Pour le moment, la cohorte journalistique était plutôt éparpillée sur Main Street. Certains interrogeaient les passants, d’autres multipliaient des déclarations toutes identiques les unes aux autres.

Le shérif s’était demandé qui pouvait être si intéressé par cette histoire. Combien de millions d’Américains regardaient la télé en espérant connaître le dénouement ? Qui pouvait bien être cette femme qui déclinait plus de cent millions de dollars ? Mais il n’en avait rien à foutre. Tout ce qu’il voulait, c’était que sa ville ne vire pas en brasier et que la gamine réapparaisse. Et puis, il aurait beau y réfléchir dans tous les sens, madame Bells, seule dans sa cuisine, continuerait à se faire du mouron pendant ce temps.

L’idée que Patty soit la gagnante s’était un temps insinuée en lui. Mais ça ne concordait pas avec les horaires. Elle était censée se trouver au Royal diner. Il avait tout de même un peu épluché le concept, car ça collait pas mal avec une disparition. L’argent et les disparitions font souvent bon ménage. Et si elle avait envoyé une amie à Helena ? Une complice qui aurait changé d’avis.

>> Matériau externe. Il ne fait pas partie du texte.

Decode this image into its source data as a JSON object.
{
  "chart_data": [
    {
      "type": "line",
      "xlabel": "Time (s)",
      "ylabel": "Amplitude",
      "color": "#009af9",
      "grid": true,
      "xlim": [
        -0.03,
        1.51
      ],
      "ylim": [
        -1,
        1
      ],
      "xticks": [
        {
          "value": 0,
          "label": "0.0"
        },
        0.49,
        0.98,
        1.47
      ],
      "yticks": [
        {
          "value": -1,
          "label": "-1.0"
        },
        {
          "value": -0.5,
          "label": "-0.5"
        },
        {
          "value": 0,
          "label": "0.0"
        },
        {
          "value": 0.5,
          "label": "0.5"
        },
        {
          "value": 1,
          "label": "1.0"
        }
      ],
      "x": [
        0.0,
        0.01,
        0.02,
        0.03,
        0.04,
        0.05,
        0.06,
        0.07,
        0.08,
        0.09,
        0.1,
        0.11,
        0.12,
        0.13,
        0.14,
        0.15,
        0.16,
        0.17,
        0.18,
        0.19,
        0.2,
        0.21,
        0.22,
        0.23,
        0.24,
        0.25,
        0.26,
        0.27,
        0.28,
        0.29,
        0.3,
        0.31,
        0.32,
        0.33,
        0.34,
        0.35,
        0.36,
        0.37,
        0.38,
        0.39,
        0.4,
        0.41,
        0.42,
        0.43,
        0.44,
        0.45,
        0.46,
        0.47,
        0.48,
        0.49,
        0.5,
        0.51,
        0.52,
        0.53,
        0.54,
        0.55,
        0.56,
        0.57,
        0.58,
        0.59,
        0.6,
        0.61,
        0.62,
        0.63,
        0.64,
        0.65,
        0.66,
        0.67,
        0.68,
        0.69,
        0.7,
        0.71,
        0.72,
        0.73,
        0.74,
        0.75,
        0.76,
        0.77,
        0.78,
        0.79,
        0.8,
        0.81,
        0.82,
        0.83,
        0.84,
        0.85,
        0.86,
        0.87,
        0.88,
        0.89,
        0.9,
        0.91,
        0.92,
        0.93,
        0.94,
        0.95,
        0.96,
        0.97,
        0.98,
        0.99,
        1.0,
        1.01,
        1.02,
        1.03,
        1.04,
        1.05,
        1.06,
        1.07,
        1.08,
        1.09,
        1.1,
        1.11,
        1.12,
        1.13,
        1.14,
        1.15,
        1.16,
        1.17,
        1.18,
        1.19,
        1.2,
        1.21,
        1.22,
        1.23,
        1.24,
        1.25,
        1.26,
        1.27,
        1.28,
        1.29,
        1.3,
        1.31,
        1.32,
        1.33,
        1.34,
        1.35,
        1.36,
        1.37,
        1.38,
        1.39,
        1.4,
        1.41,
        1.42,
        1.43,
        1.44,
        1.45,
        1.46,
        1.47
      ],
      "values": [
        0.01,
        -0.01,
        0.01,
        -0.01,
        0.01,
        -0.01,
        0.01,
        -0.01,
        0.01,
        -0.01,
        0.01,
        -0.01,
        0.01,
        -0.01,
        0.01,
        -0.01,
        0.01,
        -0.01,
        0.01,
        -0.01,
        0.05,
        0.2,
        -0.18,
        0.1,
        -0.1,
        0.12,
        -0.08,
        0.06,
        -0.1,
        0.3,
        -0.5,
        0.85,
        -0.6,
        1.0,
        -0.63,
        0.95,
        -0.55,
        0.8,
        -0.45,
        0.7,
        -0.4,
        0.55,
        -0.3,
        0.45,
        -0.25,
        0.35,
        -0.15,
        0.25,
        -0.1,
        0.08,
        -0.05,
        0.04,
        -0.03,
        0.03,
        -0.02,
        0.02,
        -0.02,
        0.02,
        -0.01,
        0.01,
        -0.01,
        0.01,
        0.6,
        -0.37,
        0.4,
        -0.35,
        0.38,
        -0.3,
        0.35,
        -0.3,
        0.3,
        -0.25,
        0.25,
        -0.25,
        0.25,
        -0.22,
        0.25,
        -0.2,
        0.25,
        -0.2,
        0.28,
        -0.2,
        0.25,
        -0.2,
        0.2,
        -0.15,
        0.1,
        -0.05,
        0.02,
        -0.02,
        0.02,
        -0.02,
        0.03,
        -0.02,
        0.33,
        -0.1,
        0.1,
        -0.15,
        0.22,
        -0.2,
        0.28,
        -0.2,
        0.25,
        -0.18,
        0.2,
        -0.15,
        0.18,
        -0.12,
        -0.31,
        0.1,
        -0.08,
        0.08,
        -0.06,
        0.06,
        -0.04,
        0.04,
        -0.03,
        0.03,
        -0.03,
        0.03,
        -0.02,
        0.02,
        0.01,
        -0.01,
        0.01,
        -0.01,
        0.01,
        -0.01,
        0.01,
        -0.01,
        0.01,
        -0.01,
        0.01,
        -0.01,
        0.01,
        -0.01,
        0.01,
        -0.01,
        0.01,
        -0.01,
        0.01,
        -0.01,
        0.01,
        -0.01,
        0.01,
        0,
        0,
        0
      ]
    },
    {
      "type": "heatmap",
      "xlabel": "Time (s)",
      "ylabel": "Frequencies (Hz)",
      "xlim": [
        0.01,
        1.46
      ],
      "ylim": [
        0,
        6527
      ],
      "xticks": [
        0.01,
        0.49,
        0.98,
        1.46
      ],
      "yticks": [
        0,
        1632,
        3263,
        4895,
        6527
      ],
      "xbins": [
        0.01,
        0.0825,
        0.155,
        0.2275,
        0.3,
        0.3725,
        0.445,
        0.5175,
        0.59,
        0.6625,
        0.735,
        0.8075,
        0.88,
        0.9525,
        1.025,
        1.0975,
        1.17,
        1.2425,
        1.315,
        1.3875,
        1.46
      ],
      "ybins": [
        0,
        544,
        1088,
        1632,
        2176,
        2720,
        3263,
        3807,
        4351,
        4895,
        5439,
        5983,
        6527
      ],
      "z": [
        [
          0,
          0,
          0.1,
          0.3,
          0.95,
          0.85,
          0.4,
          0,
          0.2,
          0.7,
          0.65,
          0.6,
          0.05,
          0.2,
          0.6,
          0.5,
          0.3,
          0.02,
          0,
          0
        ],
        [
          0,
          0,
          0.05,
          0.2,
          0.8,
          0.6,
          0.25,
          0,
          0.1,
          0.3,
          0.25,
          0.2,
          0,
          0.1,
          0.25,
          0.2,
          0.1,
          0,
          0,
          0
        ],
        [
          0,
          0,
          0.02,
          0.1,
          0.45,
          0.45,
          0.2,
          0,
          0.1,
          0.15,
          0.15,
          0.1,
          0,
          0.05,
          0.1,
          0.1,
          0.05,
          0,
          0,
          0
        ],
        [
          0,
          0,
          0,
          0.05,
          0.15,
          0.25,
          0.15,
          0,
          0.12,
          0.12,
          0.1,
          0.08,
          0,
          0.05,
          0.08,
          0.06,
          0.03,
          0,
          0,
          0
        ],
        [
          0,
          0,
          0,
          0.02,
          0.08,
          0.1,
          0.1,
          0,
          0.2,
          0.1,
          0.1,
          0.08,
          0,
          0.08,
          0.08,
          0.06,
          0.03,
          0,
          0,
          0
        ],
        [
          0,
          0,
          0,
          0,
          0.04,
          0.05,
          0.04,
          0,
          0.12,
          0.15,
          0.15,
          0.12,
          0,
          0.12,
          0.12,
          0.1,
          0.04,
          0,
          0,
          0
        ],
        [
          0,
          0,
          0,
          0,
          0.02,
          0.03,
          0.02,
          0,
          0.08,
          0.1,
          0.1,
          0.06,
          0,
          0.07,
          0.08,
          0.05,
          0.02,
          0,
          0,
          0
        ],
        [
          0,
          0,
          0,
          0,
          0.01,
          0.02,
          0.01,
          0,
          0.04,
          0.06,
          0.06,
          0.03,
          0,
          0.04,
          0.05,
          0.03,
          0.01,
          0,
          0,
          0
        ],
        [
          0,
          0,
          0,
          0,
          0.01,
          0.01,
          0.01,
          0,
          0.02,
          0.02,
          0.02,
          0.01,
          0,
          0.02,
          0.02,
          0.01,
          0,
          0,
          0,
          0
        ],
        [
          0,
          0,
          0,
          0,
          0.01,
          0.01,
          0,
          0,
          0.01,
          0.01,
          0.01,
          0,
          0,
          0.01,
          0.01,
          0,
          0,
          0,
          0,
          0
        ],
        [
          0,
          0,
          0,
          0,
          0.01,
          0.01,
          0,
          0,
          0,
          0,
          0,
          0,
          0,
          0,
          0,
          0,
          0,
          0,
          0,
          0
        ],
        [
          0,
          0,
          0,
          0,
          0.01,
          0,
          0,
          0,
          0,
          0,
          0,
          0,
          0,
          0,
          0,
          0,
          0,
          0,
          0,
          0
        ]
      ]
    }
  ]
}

Non, ça n’avait aucun sens. Il ne lui suffisait que d’attendre sa pause et d’y aller. Pourquoi envoyer quelqu’un d’autre ?

Le shérif avait abandonné cette piste mais gardé en tête qu’un lien se tissait sûrement entre ces deux affaires. Peut-être indirectement. Il ne se produisait pas assez d’événements à Ludvig pour qu’une telle coïncidence ait lieu.

Vers onze heures, tandis que Freddy Nakata faisait lentement couler un nœud autour d’un tuyau plafonnier, il s’était rendu dans la banque Fargo Wells après avoir constaté qu’une caméra de surveillance filmait la rue.

Le directeur de l’établissement n’avait exigé aucune procédure d’accès. Tant que cela s’en tenait à de la consultation, il n’y avait pas de problème à collaborer avec les autorités.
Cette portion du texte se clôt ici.